Cell viability assays
The si-ALOX5 transfected in T3M4 cell lines, and ALOX12 or CISD transfected in Panc 02.03 cell lines. Forty-eight hours post infection, the cells were collected and seeded into 96-well plates at a concentration of 2000 cells per well. Cell viability was detected by Cell Counting Kit-8 assay (CCK-8, Dojindo, Japan) according to the manufacturer’s protocol after 48 h. Te absorbance at 450 nm was measured using an automatic microplate reader (BioTek, Winooski, VT, USA). All Cell Counting Kit-8 assay were performed in five times.
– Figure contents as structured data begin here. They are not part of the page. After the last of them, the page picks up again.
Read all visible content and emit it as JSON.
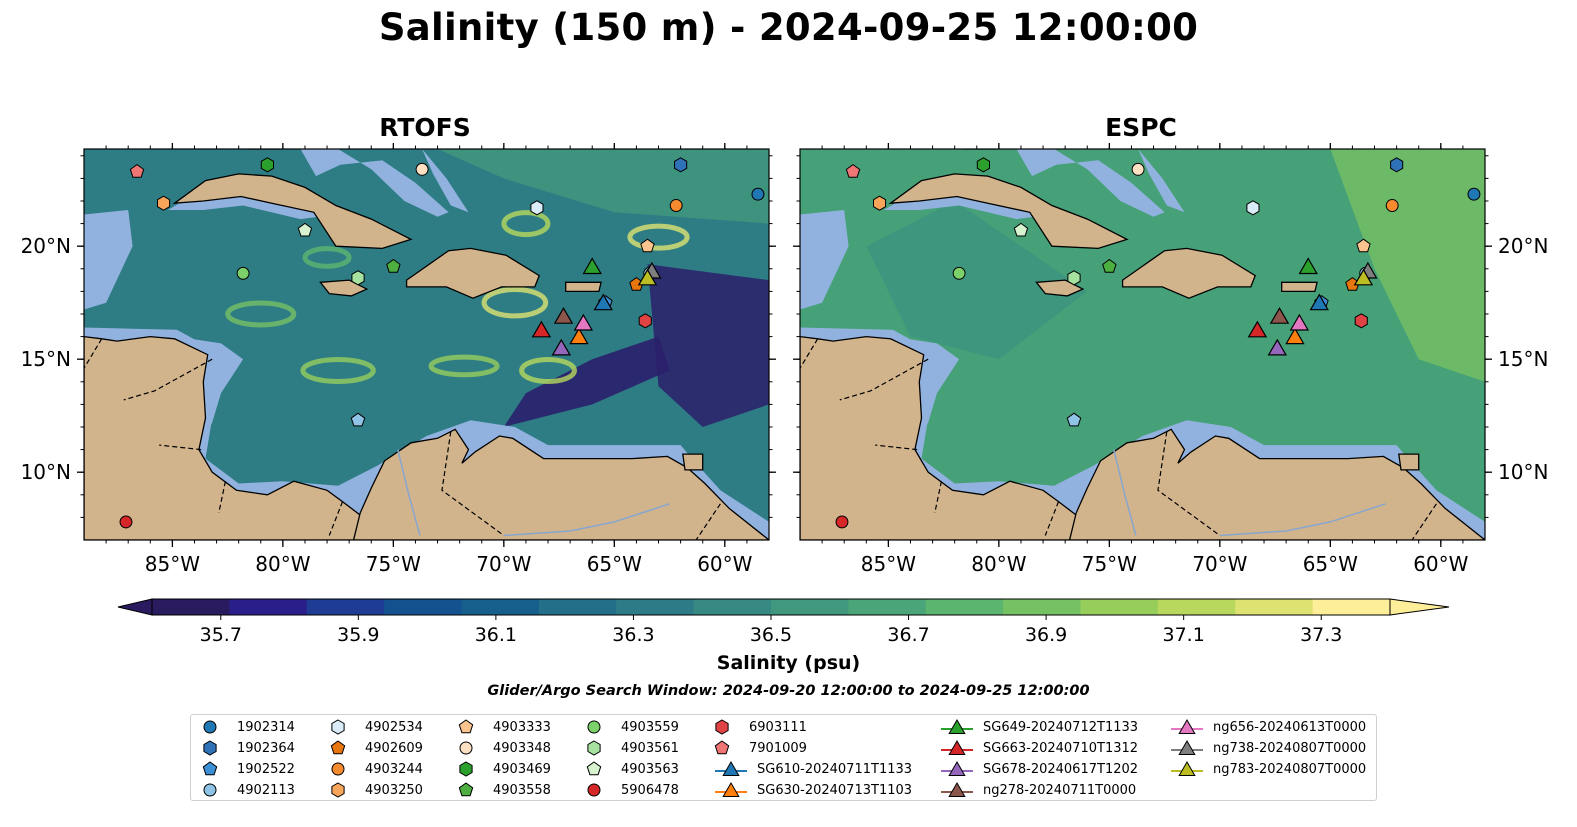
{
  "title": "Salinity (150 m) - 2024-09-25 12:00:00",
  "panels": [
    {
      "title": "RTOFS"
    },
    {
      "title": "ESPC"
    }
  ],
  "map": {
    "lon_range": [
      -89,
      -58
    ],
    "lat_range": [
      7,
      24.3
    ],
    "lon_ticks": [
      {
        "value": -85,
        "label": "85°W"
      },
      {
        "value": -80,
        "label": "80°W"
      },
      {
        "value": -75,
        "label": "75°W"
      },
      {
        "value": -70,
        "label": "70°W"
      },
      {
        "value": -65,
        "label": "65°W"
      },
      {
        "value": -60,
        "label": "60°W"
      }
    ],
    "lat_ticks": [
      {
        "value": 10,
        "label": "10°N"
      },
      {
        "value": 15,
        "label": "15°N"
      },
      {
        "value": 20,
        "label": "20°N"
      }
    ],
    "colors": {
      "land": "#d2b48c",
      "shelf": "#91b2df",
      "deep_left": "#2a1f6b",
      "ocean_rtofs": "#2e7d85",
      "ocean_espc": "#46a078",
      "coast": "#000000"
    }
  },
  "colorbar": {
    "label": "Salinity (psu)",
    "colormap": "haline",
    "range": [
      35.6,
      37.4
    ],
    "ticks": [
      "35.7",
      "35.9",
      "36.1",
      "36.3",
      "36.5",
      "36.7",
      "36.9",
      "37.1",
      "37.3"
    ],
    "colors": [
      "#2a1a5e",
      "#2a1f8a",
      "#1f3c95",
      "#13518f",
      "#165f8c",
      "#236e89",
      "#2d7b87",
      "#378984",
      "#40987f",
      "#4aa678",
      "#5cb56e",
      "#76c164",
      "#96cd5b",
      "#b7d85c",
      "#dde271",
      "#fdee99"
    ]
  },
  "search_window": "Glider/Argo Search Window: 2024-09-20 12:00:00 to 2024-09-25 12:00:00",
  "chart_data": {
    "type": "scatter",
    "description_fields": [
      "lon",
      "lat"
    ],
    "argo_floats": [
      {
        "id": "1902314",
        "marker": "circle",
        "color": "#1f77b4",
        "lon": -58.5,
        "lat": 22.3
      },
      {
        "id": "1902364",
        "marker": "hexagon",
        "color": "#2f72b8",
        "lon": -62.0,
        "lat": 23.6
      },
      {
        "id": "1902522",
        "marker": "pentagon",
        "color": "#3d8fd6",
        "lon": -65.4,
        "lat": 17.5
      },
      {
        "id": "4902113",
        "marker": "circle",
        "color": "#8fc4e6",
        "lon": -63.4,
        "lat": 18.8
      },
      {
        "id": "4902534",
        "marker": "hexagon",
        "color": "#d9ecf8",
        "lon": -68.5,
        "lat": 21.7
      },
      {
        "id": "4902609",
        "marker": "pentagon",
        "color": "#e8760e",
        "lon": -64.0,
        "lat": 18.3
      },
      {
        "id": "4903244",
        "marker": "circle",
        "color": "#f58b2e",
        "lon": -62.2,
        "lat": 21.8
      },
      {
        "id": "4903250",
        "marker": "hexagon",
        "color": "#f7a55b",
        "lon": -85.4,
        "lat": 21.9
      },
      {
        "id": "4903333",
        "marker": "pentagon",
        "color": "#fbc48f",
        "lon": -63.5,
        "lat": 20.0
      },
      {
        "id": "4903348",
        "marker": "circle",
        "color": "#fde0c2",
        "lon": -73.7,
        "lat": 23.4
      },
      {
        "id": "4903469",
        "marker": "hexagon",
        "color": "#2ca02c",
        "lon": -80.7,
        "lat": 23.6
      },
      {
        "id": "4903558",
        "marker": "pentagon",
        "color": "#4caf3f",
        "lon": -75.0,
        "lat": 19.1
      },
      {
        "id": "4903559",
        "marker": "circle",
        "color": "#7cd16a",
        "lon": -81.8,
        "lat": 18.8
      },
      {
        "id": "4903561",
        "marker": "hexagon",
        "color": "#a7e2a1",
        "lon": -76.6,
        "lat": 18.6
      },
      {
        "id": "4903563",
        "marker": "pentagon",
        "color": "#d6f2cf",
        "lon": -79.0,
        "lat": 20.7
      },
      {
        "id": "5906478",
        "marker": "circle",
        "color": "#d62728",
        "lon": -87.1,
        "lat": 7.8
      },
      {
        "id": "6903111",
        "marker": "hexagon",
        "color": "#e04343",
        "lon": -63.6,
        "lat": 16.7
      },
      {
        "id": "7901009",
        "marker": "pentagon",
        "color": "#f07575",
        "lon": -86.6,
        "lat": 23.3
      },
      {
        "id": "4903333b",
        "marker": "pentagon",
        "color": "#8fc4e6",
        "lon": -76.6,
        "lat": 12.3
      }
    ],
    "gliders": [
      {
        "id": "SG610-20240711T1133",
        "color": "#1f77b4",
        "lon": -65.5,
        "lat": 17.5
      },
      {
        "id": "SG630-20240713T1103",
        "color": "#ff7f0e",
        "lon": -66.6,
        "lat": 16.0
      },
      {
        "id": "SG649-20240712T1133",
        "color": "#2ca02c",
        "lon": -66.0,
        "lat": 19.1
      },
      {
        "id": "SG663-20240710T1312",
        "color": "#d62728",
        "lon": -68.3,
        "lat": 16.3
      },
      {
        "id": "SG678-20240617T1202",
        "color": "#9467bd",
        "lon": -67.4,
        "lat": 15.5
      },
      {
        "id": "ng278-20240711T0000",
        "color": "#8c564b",
        "lon": -67.3,
        "lat": 16.9
      },
      {
        "id": "ng656-20240613T0000",
        "color": "#e377c2",
        "lon": -66.4,
        "lat": 16.6
      },
      {
        "id": "ng738-20240807T0000",
        "color": "#7f7f7f",
        "lon": -63.3,
        "lat": 18.9
      },
      {
        "id": "ng783-20240807T0000",
        "color": "#bcbd22",
        "lon": -63.5,
        "lat": 18.6
      }
    ]
  },
  "legend": {
    "columns": [
      [
        "1902314",
        "1902364",
        "1902522",
        "4902113"
      ],
      [
        "4902534",
        "4902609",
        "4903244",
        "4903250"
      ],
      [
        "4903333",
        "4903348",
        "4903469",
        "4903558"
      ],
      [
        "4903559",
        "4903561",
        "4903563",
        "5906478"
      ],
      [
        "6903111",
        "7901009",
        "SG610-20240711T1133",
        "SG630-20240713T1103"
      ],
      [
        "SG649-20240712T1133",
        "SG663-20240710T1312",
        "SG678-20240617T1202",
        "ng278-20240711T0000"
      ],
      [
        "ng656-20240613T0000",
        "ng738-20240807T0000",
        "ng783-20240807T0000"
      ]
    ]
  }
}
Cell migration and invasion assays
The si-ALOX5 transfected in T3M4 cell lines, and ALOX12 or CISD transfected in Panc 02.03 cell lines. Forty-eight hours post infection, the cells were collected. For the migration assay, 800 μl DMEM with 20% serum was added to the lower chamber of a Transwell plate (Corning, NY, USA), and 1.5 × 105 cells were added in the upper chamber. The cells were harvested, resuspended in serum-free media and placed into the upper chamber of a Transwell membrane filter (Corning, NY, USA) for the migration assays or in the upper chamber of a transwell membrane filter coated with Matrigel (Corning) for the invasion assays.The T3M4 and Panc 02.03 cells were added in the upper chamber. After incubation for 24 h at 37 °C, the Transwell chamber was removed. The cells were stained with methanol and 0.1% crystal violet, imaged, and the relative cell density was measured by ImageJ (National Institute of Health, USA). ImageJ software was used to analyze and calculate the migration and invasion area of the cells. The migration and invasion index (%) depicts a proportion of an area where cells have invaded in percentage and is calculated as epithelium area divided by the total area of invaded cells area. The area describes the overall area (μm2) of invaded cells. Evaluation of invasive capacity was performed by counting invading cells under a microscope (40 × 10). Five random fields of view were analyzed for each chamber. All cell migration and invasion assays were performed in five times.
Statistical analysis
All data were analyzed using the SPSS 21.0 statistical software program (IBM Corporation, Armonk, NY, USA). Graphs were generated with GraphPad Prism 8.0 software (GraphPad Software, Inc., San Diego, CA, USA). Student’s t-tests were performed. For a two-tailed t-test, P < 0.05 was essential for considering the results to be statistically significant.